Service Fabric is used primarily within Microsoft. On the surface, it may look similar to Kubernetes, but in reality, it's quite different. Kubernetes is mainly a container orchestration tool, whereas Service Fabric is closer to a highly scalable distributed platform that also supports running containers.

Service Fabric supports both stateless and stateful services. Stateless services (like reverse proxies or external-facing APIs) do not store data—if they fail, new instances are simply created. Stateful services, on the other hand, persist data to disk, so when an instance fails, it is recreated with its data intact. Stateful services can be either volatile or non-volatile, depending on how data persistence is handled.

There are also key concepts such as replicas, partitions, services, and applications, along with platform-level features like repair and health management. There is a steep learning curve to effectively support Service Fabric customers, but once you build that foundation, it becomes much more intuitive.

Experience is Key

When we join a customer call, we are expected to act as SMEs. That means understanding the system deeply, knowing our limits, and knowing who to reach out to when needed.

Time pressure is a major factor. Customers expect answers in real time, and there's often little opportunity to pause and research during a call. This can be stressful, but it becomes more manageable with experience.

Types of Incidents

We typically encounter several categories of incidents:

Known issues (low to medium difficulty): Problems we have seen before or can quickly identify. These are the least stressful.
Unrelated issues: Cases where the root cause is outside Service Fabric, even if it initially appears related.
Unknown Service Fabric issues: We know SF is involved, but the root cause isn't clear. These require deeper investigation and are difficult to resolve during a live call.

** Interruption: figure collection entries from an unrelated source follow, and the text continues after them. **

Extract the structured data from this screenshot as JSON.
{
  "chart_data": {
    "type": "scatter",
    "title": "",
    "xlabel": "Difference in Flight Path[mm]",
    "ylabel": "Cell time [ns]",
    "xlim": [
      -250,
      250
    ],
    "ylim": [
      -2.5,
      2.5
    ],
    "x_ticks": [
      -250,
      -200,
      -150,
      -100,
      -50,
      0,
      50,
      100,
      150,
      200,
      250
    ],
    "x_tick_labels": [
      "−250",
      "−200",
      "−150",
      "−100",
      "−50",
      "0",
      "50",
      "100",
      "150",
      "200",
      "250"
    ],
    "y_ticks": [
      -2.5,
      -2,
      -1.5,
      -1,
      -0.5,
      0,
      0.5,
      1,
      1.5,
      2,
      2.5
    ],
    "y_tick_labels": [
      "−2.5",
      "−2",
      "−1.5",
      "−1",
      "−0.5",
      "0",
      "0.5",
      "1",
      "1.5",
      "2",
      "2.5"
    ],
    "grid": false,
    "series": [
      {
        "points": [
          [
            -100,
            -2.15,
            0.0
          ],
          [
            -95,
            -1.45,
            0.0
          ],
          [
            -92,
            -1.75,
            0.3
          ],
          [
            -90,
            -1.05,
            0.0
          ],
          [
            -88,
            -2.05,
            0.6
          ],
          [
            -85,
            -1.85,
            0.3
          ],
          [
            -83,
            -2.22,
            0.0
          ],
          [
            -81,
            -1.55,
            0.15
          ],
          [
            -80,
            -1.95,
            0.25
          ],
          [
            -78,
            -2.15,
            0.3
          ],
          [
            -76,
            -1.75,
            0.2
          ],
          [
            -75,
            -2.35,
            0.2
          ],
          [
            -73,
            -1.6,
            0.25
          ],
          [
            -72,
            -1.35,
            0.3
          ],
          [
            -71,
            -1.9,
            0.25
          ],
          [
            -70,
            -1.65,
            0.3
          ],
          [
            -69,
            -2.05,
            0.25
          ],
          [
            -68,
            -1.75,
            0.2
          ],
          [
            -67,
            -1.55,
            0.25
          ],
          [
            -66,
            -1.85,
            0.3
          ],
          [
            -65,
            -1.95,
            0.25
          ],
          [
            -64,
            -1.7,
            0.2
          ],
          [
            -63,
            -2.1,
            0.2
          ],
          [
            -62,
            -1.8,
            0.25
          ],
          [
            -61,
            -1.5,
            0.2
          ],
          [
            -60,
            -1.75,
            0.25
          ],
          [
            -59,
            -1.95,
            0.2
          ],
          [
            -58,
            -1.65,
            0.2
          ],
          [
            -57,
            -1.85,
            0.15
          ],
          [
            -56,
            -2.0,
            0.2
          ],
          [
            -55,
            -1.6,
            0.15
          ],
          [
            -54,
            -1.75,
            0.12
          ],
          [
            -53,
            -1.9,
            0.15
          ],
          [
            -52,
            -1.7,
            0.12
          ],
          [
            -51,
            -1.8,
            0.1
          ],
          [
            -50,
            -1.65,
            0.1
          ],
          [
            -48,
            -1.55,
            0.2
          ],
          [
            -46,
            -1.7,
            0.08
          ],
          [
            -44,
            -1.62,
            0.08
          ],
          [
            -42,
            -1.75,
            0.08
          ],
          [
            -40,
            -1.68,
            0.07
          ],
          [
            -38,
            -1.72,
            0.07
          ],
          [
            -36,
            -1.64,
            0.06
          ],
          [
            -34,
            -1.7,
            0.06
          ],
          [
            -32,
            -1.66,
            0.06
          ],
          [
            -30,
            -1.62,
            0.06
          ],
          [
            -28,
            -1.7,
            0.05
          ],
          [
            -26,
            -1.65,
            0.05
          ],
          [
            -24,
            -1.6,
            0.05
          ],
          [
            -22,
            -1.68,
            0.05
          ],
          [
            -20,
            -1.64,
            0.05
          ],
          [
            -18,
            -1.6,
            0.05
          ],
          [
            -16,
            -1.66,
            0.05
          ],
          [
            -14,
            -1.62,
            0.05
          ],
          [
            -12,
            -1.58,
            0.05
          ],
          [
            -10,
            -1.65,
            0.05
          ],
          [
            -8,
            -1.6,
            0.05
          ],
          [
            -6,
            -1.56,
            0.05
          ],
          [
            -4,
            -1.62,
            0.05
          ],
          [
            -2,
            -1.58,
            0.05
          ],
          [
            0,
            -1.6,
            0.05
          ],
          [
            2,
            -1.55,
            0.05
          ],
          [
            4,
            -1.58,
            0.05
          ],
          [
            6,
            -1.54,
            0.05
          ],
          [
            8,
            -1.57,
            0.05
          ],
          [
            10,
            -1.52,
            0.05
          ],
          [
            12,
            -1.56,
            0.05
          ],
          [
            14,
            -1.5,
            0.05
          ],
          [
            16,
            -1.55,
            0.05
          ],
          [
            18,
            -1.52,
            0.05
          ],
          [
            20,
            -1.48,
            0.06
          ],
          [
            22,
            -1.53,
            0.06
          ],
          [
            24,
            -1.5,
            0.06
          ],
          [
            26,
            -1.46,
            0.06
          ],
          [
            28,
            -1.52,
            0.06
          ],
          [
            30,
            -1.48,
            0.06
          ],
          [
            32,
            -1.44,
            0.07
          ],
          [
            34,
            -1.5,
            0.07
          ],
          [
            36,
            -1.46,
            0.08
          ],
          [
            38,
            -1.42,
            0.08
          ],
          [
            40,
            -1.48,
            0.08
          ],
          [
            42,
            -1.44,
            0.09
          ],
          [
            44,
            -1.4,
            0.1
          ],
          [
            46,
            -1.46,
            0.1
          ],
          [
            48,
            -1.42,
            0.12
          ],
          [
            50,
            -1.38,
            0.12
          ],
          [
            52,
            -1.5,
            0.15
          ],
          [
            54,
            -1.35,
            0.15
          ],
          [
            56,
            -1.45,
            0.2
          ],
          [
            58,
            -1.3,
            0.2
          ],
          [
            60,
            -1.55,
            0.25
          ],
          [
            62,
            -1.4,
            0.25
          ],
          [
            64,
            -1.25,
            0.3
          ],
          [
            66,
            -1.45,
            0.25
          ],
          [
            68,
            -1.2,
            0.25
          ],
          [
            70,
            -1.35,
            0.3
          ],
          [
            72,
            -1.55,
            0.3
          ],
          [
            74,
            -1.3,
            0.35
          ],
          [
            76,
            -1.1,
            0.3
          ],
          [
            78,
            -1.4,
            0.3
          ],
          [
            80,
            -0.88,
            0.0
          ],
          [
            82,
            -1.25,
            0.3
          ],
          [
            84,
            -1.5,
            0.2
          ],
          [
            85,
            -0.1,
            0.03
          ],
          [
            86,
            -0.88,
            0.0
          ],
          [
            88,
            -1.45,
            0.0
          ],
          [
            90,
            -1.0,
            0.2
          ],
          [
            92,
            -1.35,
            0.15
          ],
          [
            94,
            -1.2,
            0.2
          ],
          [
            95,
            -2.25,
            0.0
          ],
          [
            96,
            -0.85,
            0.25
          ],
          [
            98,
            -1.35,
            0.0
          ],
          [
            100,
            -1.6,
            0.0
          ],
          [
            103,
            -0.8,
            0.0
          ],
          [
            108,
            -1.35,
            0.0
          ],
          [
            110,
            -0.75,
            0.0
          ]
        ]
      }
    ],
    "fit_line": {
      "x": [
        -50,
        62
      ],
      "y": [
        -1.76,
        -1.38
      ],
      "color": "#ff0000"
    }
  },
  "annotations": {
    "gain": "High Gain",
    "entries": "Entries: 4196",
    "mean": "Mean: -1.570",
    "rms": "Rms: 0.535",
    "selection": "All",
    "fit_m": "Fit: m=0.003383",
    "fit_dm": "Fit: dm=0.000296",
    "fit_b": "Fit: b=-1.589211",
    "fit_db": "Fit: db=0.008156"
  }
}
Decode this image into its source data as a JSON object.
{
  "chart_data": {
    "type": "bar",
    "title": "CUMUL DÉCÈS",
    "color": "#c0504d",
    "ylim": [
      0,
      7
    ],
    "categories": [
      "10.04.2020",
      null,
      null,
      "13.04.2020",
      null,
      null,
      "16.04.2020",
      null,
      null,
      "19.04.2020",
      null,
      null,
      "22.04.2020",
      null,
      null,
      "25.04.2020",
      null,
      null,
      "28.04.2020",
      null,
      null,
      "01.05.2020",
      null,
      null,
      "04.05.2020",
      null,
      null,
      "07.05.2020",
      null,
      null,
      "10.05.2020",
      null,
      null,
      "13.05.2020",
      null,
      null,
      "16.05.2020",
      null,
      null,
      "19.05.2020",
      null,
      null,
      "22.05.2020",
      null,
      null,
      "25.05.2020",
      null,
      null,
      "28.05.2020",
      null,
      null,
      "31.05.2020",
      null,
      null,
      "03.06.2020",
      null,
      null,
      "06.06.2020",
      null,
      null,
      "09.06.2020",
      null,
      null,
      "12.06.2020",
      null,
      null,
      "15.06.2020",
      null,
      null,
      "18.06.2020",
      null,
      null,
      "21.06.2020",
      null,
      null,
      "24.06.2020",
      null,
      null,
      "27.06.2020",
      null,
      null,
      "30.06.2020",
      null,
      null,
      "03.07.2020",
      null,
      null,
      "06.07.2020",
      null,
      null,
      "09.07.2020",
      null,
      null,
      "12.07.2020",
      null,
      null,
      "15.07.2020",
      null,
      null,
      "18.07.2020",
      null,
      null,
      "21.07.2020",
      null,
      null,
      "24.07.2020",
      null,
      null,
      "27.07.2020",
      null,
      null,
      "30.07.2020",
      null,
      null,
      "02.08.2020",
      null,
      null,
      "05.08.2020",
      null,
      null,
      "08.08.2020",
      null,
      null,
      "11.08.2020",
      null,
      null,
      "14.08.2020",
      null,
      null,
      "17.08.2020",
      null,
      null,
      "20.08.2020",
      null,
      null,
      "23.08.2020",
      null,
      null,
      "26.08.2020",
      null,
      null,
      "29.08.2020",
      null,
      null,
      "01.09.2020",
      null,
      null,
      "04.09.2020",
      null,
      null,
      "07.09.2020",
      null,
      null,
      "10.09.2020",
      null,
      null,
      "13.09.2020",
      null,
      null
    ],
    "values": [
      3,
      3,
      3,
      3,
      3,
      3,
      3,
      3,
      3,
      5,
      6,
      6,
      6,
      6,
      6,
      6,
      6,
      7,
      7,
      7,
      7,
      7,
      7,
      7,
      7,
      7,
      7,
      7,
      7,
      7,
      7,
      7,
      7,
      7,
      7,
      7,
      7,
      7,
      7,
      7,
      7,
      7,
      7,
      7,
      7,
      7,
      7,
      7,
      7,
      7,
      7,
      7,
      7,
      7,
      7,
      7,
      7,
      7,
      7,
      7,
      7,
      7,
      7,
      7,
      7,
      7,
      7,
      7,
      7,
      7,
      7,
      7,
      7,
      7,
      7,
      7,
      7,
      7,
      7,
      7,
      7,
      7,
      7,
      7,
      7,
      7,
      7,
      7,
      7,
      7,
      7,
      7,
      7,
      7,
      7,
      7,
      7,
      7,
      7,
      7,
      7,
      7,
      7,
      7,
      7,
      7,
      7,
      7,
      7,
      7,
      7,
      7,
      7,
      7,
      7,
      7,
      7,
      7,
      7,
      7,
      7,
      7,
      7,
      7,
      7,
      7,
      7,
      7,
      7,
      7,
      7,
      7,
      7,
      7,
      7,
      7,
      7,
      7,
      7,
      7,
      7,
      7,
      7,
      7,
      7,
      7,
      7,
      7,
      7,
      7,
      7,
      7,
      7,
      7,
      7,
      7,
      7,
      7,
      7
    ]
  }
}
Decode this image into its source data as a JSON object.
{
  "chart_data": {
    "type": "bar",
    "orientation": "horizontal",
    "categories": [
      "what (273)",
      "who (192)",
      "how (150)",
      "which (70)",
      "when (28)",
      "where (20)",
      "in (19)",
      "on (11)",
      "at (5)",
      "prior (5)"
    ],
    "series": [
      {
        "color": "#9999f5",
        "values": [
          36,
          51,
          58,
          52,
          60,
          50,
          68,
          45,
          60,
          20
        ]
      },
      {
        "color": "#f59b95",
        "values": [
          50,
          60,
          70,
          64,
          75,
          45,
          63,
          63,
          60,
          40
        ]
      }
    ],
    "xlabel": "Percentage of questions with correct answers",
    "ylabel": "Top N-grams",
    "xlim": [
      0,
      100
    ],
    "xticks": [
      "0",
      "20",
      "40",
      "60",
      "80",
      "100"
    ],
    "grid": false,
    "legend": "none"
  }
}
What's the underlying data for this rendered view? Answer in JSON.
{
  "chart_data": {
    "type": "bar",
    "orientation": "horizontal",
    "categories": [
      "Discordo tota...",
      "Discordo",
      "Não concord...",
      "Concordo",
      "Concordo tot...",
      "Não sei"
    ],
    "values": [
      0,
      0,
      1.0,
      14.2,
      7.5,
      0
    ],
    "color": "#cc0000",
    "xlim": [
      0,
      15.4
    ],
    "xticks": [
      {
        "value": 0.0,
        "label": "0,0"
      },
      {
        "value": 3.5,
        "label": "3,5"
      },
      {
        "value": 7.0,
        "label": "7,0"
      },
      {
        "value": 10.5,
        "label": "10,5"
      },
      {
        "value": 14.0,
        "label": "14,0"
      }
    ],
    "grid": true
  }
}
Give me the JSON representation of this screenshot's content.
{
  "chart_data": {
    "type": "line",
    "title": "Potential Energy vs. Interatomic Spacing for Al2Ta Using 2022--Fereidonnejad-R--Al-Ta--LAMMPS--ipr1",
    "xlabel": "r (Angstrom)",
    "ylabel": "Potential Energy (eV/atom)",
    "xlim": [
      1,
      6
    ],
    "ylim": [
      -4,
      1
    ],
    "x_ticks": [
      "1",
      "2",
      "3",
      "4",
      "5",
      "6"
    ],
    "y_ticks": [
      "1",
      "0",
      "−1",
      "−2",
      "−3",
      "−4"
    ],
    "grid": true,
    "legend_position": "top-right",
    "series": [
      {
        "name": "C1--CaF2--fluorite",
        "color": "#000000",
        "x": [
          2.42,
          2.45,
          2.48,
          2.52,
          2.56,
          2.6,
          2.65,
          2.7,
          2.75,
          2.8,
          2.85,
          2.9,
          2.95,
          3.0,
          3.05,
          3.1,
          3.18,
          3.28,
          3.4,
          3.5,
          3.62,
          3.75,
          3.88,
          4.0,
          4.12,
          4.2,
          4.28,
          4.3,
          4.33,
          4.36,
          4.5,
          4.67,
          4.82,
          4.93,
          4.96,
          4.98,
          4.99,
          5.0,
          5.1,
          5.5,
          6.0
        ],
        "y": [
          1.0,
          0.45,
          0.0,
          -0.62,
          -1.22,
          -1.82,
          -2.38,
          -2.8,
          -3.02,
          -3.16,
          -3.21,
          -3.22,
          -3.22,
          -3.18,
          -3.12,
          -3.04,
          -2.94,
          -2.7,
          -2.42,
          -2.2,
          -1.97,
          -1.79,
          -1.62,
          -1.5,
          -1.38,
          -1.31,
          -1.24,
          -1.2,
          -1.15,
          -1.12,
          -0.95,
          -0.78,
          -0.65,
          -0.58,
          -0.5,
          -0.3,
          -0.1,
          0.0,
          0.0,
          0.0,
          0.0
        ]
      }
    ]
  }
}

These can be quite stressful.
Outages: Everything is down, including Service Fabric. These are high-pressure, all-hands-on-deck situations.

What I have Learned

Stay calm and composed, panic doesn't help. Confidence is important, but it needs to be balanced with caution. Always verify instructions before sharing them with customers.

Providing incorrect guidance can have consequences: at best, it prolongs the call; at worst, it can make the issue worse.

I have also learned to maintain a well-organized set of documentation for investigations and to build a mental map of where to find critical information quickly.